So says Dukagjin Gorani, a chief aide to Kosovo’s Prime Minister-elect, Hashim Thaci.
Now that talks over Kosovo’s final status have broken down and ended in failure, it appears inevitable that Kosovo will unilaterally declare independence and formally break away from Serbia. There are fears of renewed violence, both against the Serb minority–who are reportedly preparing to flee when Kosovo becomes independent–and against ethnic Albanians. Attacks on culturally important sites are also a strong possibility. NATO, for its part, “will stay here to protect every Kosovo citizen, majority and minority alike.” Given the record of peacekeeping operations in the former Yugoslavia, that should bring little comfort. A friend who visited Kosovo earlier this summer said that the UNHCR has set up refugee camps in anticipation of a crisis.
In portraying Serbia as being unequivocally against Kosovo’s independence–which isn’t entirely unfair, mind you–the media has glossed over the debate in Serbia over Kosovo’s future. Polls suggest that seven percent of Serbians support an independent Kosovo, which is the same amount who believe that Kosovo will be integrated into Serbia. The Serbian historian Dubravka Stojanovic puts the problem with the debate in Serbia this way:
As in all previous years, their [the Serbian political and intellectual classes] statements address only an imaginary Kosovo. During the parliamentary session at which the Resolution on Kosovo was adopted, no one (except the deputies of the coalition around the Liberal-Democrats) spoke about the concrete political questions that would be posed if by some miracle Kosovo were to remain in Serbia. No one spoke, for example, about how the Serbian army and police would enter Kosovo, given that only the presence of such instruments of force testifies to real national sovereignty. No one spoke about how Kosovo citizens would vote in Serbian parliamentary elections, or how the Serbian elite would deal with Albanian deputies in parliament and Albanian ministers in Serbian governments. What sort of educational system would there be? How would the Battle of Kosovo and the Balkan Wars be taught? Would it be in the spirit of ‘the only truth’, ‘our truth’, as our current educational authorities like to say? During all these years, ever since Kosovo was separated from Serbia, I have heard no explication of such questions, because no one ever mentions Kosovo’s population. What is talked about in such conversations is only ‘Kosovo’ - a Kosovo that does not exist in reality, a Kosovo without the people.
She isn’t the only one to understand that Serbia hanging on to Kosovo is a lost cause. Dragan Bujošević at Serbia’s B92 writes that “[realists] in Belgrade know the return of Serb rule in Kosovo is not an option. Serbia’s political elite, even the Radicals, know the vague illusion of sovereignty over its southern province is less than a fig leaf”. Desimir Tosić, a member of Boris Tadić’s Democratic Party, has said that “[nowhere] in the world today is it possible to run a territory on the basis of 3% of the population.”
Given that ethnic Albanians make up 92% of Kosovo’s population, have long been oppressed, and overwhelmingly want independence, you would think that liberals and the left would unanimously support the Kosovars in their struggle for self-determination, while opposing any violence directed against ethnic minorities, forced expulsions, the destruction of cultural and religious monuments, and so on. Think again.

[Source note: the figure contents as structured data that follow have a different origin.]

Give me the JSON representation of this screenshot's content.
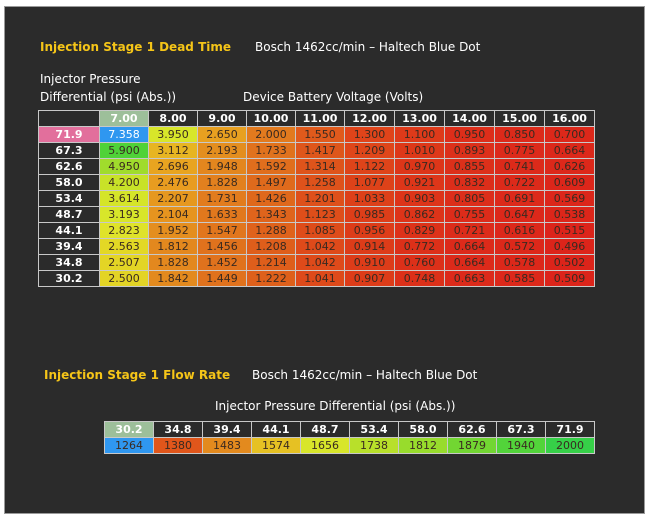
{
  "dead_time": {
    "title": "Injection Stage 1 Dead Time",
    "subtitle": "Bosch 1462cc/min – Haltech Blue Dot",
    "y_axis_label_line1": "Injector Pressure",
    "y_axis_label_line2": "Differential (psi (Abs.))",
    "x_axis_label": "Device Battery Voltage  (Volts)",
    "voltages": [
      "7.00",
      "8.00",
      "9.00",
      "10.00",
      "11.00",
      "12.00",
      "13.00",
      "14.00",
      "15.00",
      "16.00"
    ],
    "pressures": [
      "71.9",
      "67.3",
      "62.6",
      "58.0",
      "53.4",
      "48.7",
      "44.1",
      "39.4",
      "34.8",
      "30.2"
    ],
    "values": [
      [
        "7.358",
        "3.950",
        "2.650",
        "2.000",
        "1.550",
        "1.300",
        "1.100",
        "0.950",
        "0.850",
        "0.700"
      ],
      [
        "5.900",
        "3.112",
        "2.193",
        "1.733",
        "1.417",
        "1.209",
        "1.010",
        "0.893",
        "0.775",
        "0.664"
      ],
      [
        "4.950",
        "2.696",
        "1.948",
        "1.592",
        "1.314",
        "1.122",
        "0.970",
        "0.855",
        "0.741",
        "0.626"
      ],
      [
        "4.200",
        "2.476",
        "1.828",
        "1.497",
        "1.258",
        "1.077",
        "0.921",
        "0.832",
        "0.722",
        "0.609"
      ],
      [
        "3.614",
        "2.207",
        "1.731",
        "1.426",
        "1.201",
        "1.033",
        "0.903",
        "0.805",
        "0.691",
        "0.569"
      ],
      [
        "3.193",
        "2.104",
        "1.633",
        "1.343",
        "1.123",
        "0.985",
        "0.862",
        "0.755",
        "0.647",
        "0.538"
      ],
      [
        "2.823",
        "1.952",
        "1.547",
        "1.288",
        "1.085",
        "0.956",
        "0.829",
        "0.721",
        "0.616",
        "0.515"
      ],
      [
        "2.563",
        "1.812",
        "1.456",
        "1.208",
        "1.042",
        "0.914",
        "0.772",
        "0.664",
        "0.572",
        "0.496"
      ],
      [
        "2.507",
        "1.828",
        "1.452",
        "1.214",
        "1.042",
        "0.910",
        "0.760",
        "0.664",
        "0.578",
        "0.502"
      ],
      [
        "2.500",
        "1.842",
        "1.449",
        "1.222",
        "1.041",
        "0.907",
        "0.748",
        "0.663",
        "0.585",
        "0.509"
      ]
    ],
    "colors": [
      [
        "#2f97f0",
        "#d8e62a",
        "#e8a020",
        "#e27a1e",
        "#e05a1c",
        "#e0441a",
        "#de3a1a",
        "#dd2e1a",
        "#dc2a1a",
        "#dc281a"
      ],
      [
        "#4fd238",
        "#e7b522",
        "#e38e1f",
        "#e0721d",
        "#de561b",
        "#df461a",
        "#dd3819",
        "#dc301a",
        "#dc2a1a",
        "#dc281a"
      ],
      [
        "#a0dc2c",
        "#e8a420",
        "#e3861e",
        "#e06e1d",
        "#de541b",
        "#de441a",
        "#dd3619",
        "#dc301a",
        "#dc2a1a",
        "#dc281a"
      ],
      [
        "#c8e228",
        "#e89c20",
        "#e2801e",
        "#df6a1c",
        "#de521b",
        "#dd4219",
        "#dd3619",
        "#dc2e1a",
        "#dc2a1a",
        "#dc261a"
      ],
      [
        "#d5e529",
        "#e6981f",
        "#e27c1e",
        "#df681c",
        "#de501b",
        "#dd4019",
        "#dd3419",
        "#dc2e1a",
        "#dc2a1a",
        "#dc261a"
      ],
      [
        "#d8e62a",
        "#e6941f",
        "#e1781d",
        "#df641c",
        "#de4e1a",
        "#dd3e19",
        "#dd3419",
        "#dc2c1a",
        "#dc281a",
        "#dc261a"
      ],
      [
        "#dfe32a",
        "#e48e1f",
        "#e1761d",
        "#df621c",
        "#de4c1a",
        "#dd3c19",
        "#dd3219",
        "#dc2c1a",
        "#dc281a",
        "#dc241a"
      ],
      [
        "#e3d825",
        "#e3881e",
        "#e0721d",
        "#de5e1b",
        "#de4a1a",
        "#dd3c19",
        "#dc3019",
        "#dc2a1a",
        "#dc281a",
        "#dc241a"
      ],
      [
        "#e3d525",
        "#e3881e",
        "#e0721d",
        "#de5e1b",
        "#de4a1a",
        "#dd3c19",
        "#dc3019",
        "#dc2a1a",
        "#dc281a",
        "#dc241a"
      ],
      [
        "#e3d425",
        "#e38a1e",
        "#e0721d",
        "#de601b",
        "#de4a1a",
        "#dd3c19",
        "#dc3019",
        "#dc2a1a",
        "#dc281a",
        "#dc241a"
      ]
    ],
    "highlight_voltage_bg": "#9dbf9a",
    "highlight_pressure_bg": "#e26f9c"
  },
  "flow_rate": {
    "title": "Injection Stage 1 Flow Rate",
    "subtitle": "Bosch 1462cc/min – Haltech Blue Dot",
    "x_axis_label": "Injector Pressure Differential (psi (Abs.))",
    "pressures": [
      "30.2",
      "34.8",
      "39.4",
      "44.1",
      "48.7",
      "53.4",
      "58.0",
      "62.6",
      "67.3",
      "71.9"
    ],
    "values": [
      "1264",
      "1380",
      "1483",
      "1574",
      "1656",
      "1738",
      "1812",
      "1879",
      "1940",
      "2000"
    ],
    "colors": [
      "#2f97f0",
      "#e0561b",
      "#e38a1e",
      "#e6c123",
      "#d8e62a",
      "#b8e02a",
      "#98dc2c",
      "#72d632",
      "#52d43a",
      "#36d048"
    ],
    "highlight_pressure_bg": "#9dbf9a"
  }
}
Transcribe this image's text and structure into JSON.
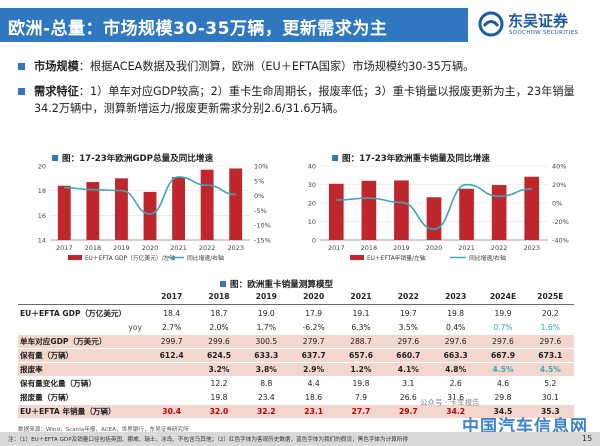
{
  "page": {
    "title": "欧洲-总量：市场规模30-35万辆，更新需求为主",
    "logo_cn": "东吴证券",
    "logo_en": "SOOCHOW SECURITIES",
    "page_number": "15"
  },
  "colors": {
    "title_bar": "#2f78bf",
    "bar": "#c0272d",
    "line": "#3aa9b6",
    "highlight": "#f3d7cf",
    "brand": "#1c5aa0"
  },
  "bullets": [
    {
      "key": "市场规模",
      "text": "：根据ACEA数据及我们测算，欧洲（EU＋EFTA国家）市场规模约30-35万辆。"
    },
    {
      "key": "需求特征",
      "text": "：1）单车对应GDP较高；2）重卡生命周期长，报废率低；3）重卡销量以报废更新为主，23年销量34.2万辆中，测算新增运力/报废更新需求分别2.6/31.6万辆。"
    }
  ],
  "chart_data": [
    {
      "type": "bar",
      "title": "图：17-23年欧洲GDP总量及同比增速",
      "categories": [
        "2017",
        "2018",
        "2019",
        "2020",
        "2021",
        "2022",
        "2023"
      ],
      "series": [
        {
          "name": "EU＋EFTA GDP（万亿美元）",
          "values": [
            18.4,
            18.7,
            19.0,
            17.9,
            19.1,
            19.7,
            19.8
          ],
          "axis": "left",
          "kind": "bar"
        },
        {
          "name": "同比增速（%）",
          "values": [
            2.7,
            2.0,
            1.7,
            -6.2,
            6.3,
            3.5,
            0.4
          ],
          "axis": "right",
          "kind": "line"
        }
      ],
      "left_axis": {
        "ticks": [
          "14",
          "16",
          "18",
          "20"
        ],
        "ylim": [
          14,
          20
        ]
      },
      "right_axis": {
        "ticks": [
          "-15%",
          "-10%",
          "-5%",
          "0%",
          "5%",
          "10%"
        ],
        "ylim": [
          -15,
          10
        ]
      },
      "legend": {
        "bar_label": "EU＋EFTA GDP（万亿美元）",
        "line_label": "同比增速",
        "right_axis_tag": "/右轴"
      },
      "legend_position": "bottom"
    },
    {
      "type": "bar",
      "title": "图：17-23年欧洲重卡销量及同比增速",
      "categories": [
        "2017",
        "2018",
        "2019",
        "2020",
        "2021",
        "2022",
        "2023"
      ],
      "series": [
        {
          "name": "EU＋EFTA年销量（万辆）",
          "values": [
            30.4,
            32.0,
            32.2,
            23.1,
            27.7,
            29.7,
            34.2
          ],
          "axis": "left",
          "kind": "bar"
        },
        {
          "name": "同比增速",
          "values": [
            3.2,
            5.3,
            0.6,
            -28.3,
            19.9,
            7.2,
            15.2
          ],
          "axis": "right",
          "kind": "line"
        }
      ],
      "left_axis": {
        "ticks": [
          "0",
          "10",
          "20",
          "30",
          "40"
        ],
        "ylim": [
          0,
          40
        ]
      },
      "right_axis": {
        "ticks": [
          "-40%",
          "-20%",
          "0%",
          "20%",
          "40%"
        ],
        "ylim": [
          -40,
          40
        ]
      },
      "legend": {
        "bar_label": "EU＋EFTA年销量",
        "line_label": "同比增速",
        "right_axis_tag": "/右轴"
      },
      "legend_position": "bottom"
    }
  ],
  "table": {
    "title": "图：欧洲重卡销量测算模型",
    "headers": [
      "2017",
      "2018",
      "2019",
      "2020",
      "2021",
      "2022",
      "2023",
      "2024E",
      "2025E"
    ],
    "rows": [
      {
        "label": "EU＋EFTA GDP（万亿美元）",
        "highlight": false,
        "bold": false,
        "values": [
          "18.4",
          "18.7",
          "19.0",
          "17.9",
          "19.1",
          "19.7",
          "19.8",
          "19.9",
          "20.2"
        ],
        "styles": [
          "",
          "",
          "",
          "",
          "",
          "",
          "",
          "",
          ""
        ]
      },
      {
        "label": "yoy",
        "highlight": false,
        "bold": false,
        "sub": true,
        "values": [
          "2.7%",
          "2.0%",
          "1.7%",
          "-6.2%",
          "6.3%",
          "3.5%",
          "0.4%",
          "0.7%",
          "1.6%"
        ],
        "styles": [
          "",
          "",
          "",
          "",
          "",
          "",
          "",
          "teal",
          "teal"
        ]
      },
      {
        "label": "单车对应GDP（万美元）",
        "highlight": true,
        "bold": false,
        "values": [
          "299.7",
          "299.6",
          "300.5",
          "279.7",
          "288.7",
          "297.6",
          "297.6",
          "297.6",
          "297.6"
        ],
        "styles": [
          "",
          "",
          "",
          "",
          "",
          "",
          "",
          "",
          ""
        ]
      },
      {
        "label": "保有量（万辆）",
        "highlight": true,
        "bold": true,
        "values": [
          "612.4",
          "624.5",
          "633.3",
          "637.7",
          "657.6",
          "660.7",
          "663.3",
          "667.9",
          "673.1"
        ],
        "styles": [
          "",
          "",
          "",
          "",
          "",
          "",
          "",
          "",
          ""
        ]
      },
      {
        "label": "报废率",
        "highlight": true,
        "bold": true,
        "values": [
          "",
          "3.2%",
          "3.8%",
          "2.9%",
          "1.2%",
          "4.1%",
          "4.8%",
          "4.5%",
          "4.5%"
        ],
        "styles": [
          "",
          "",
          "",
          "",
          "",
          "",
          "",
          "teal",
          "teal"
        ]
      },
      {
        "label": "保有量变化量（万辆）",
        "highlight": false,
        "bold": false,
        "values": [
          "",
          "12.2",
          "8.8",
          "4.4",
          "19.8",
          "3.1",
          "2.6",
          "4.6",
          "5.2"
        ],
        "styles": [
          "",
          "",
          "",
          "",
          "",
          "",
          "",
          "",
          ""
        ]
      },
      {
        "label": "报废量（万辆）",
        "highlight": false,
        "bold": false,
        "values": [
          "",
          "19.8",
          "23.4",
          "18.6",
          "7.9",
          "26.6",
          "31.6",
          "29.8",
          "30.1"
        ],
        "styles": [
          "",
          "",
          "",
          "",
          "",
          "",
          "",
          "",
          ""
        ]
      },
      {
        "label": "EU＋EFTA 年销量（万辆）",
        "highlight": true,
        "bold": true,
        "values": [
          "30.4",
          "32.0",
          "32.2",
          "23.1",
          "27.7",
          "29.7",
          "34.2",
          "34.5",
          "35.3"
        ],
        "styles": [
          "red",
          "red",
          "red",
          "red",
          "red",
          "red",
          "red",
          "",
          ""
        ]
      }
    ]
  },
  "source_note": "数据来源：Wind，Scania年报，ACEA，世界银行，东吴证券研究所",
  "footer_note": "注：（1）EU＋EFTA GDP及销量口径包括英国、挪威、瑞士、冰岛、不包含马其他；（2）红色字体为客观历史数据，蓝色字体为我们的假设，黑色字体为计算所得",
  "watermark_text": "公众号 · 卡车报告",
  "site_mark": "中国汽车信息网"
}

Neil Clark (who is so against war that he finds it hard to condemn the extreme nationalists–no, not just Milosevic–who eviscerated a country and turned it into an abattoir, though you’ll never hear a word of support from him for Serbian anti-war organisations) is foaming at the mouth about “the U.S’s plan to dismember the former Yugoslavia” (never mind that an organised independence movement in Kosovo dates back probably to the 1960s and was about wanting Kosovo’s status in Yugoslavia to be changed from an autonomous province into a full republic–in other words, it has nothing to do with American imperialism); Lenny Lenin sympathises with “the perpetually harrassed and abused Serbs” and rightly notes the expulsion of around 200,000 Serbs from Kosovo, though he doesn’t mention the some 850,000 ethnic Albanians who were expelled from the province and the further 500,000 or so that were internally displaced in the late 1990s. Never mind the thousands that were simply murdered, or the up to 20,000 women who were raped. And it’s doubly ironic–or hypocritical–that ol’ Lenny fears an outbreak of terror on Kosovo’s Serbs considering that he supports violence against civilians in the form of the “Iraq resistance”, Hamas, Hizbullah, and a host of other organisations that he can contort himself into believing are “anti-imperialists”. These are only two examples, but it doesn’t take much searching to find a number of other cretinous individuals, generally of an “anti-war” disposition, parroting the line of the ethnic nationalists. It’s not difficult to spot a trend here.
This isn’t to excuse the KLA, who, let’s not mince words here, are terrorists, but this shouldn’t discredit the larger project of Kosovar independence. Moreover, it is reprehensible for self-described leftists to side with the vicious blood-and-soil ideology of Serb nationalism over a legitimate demand for self-determination.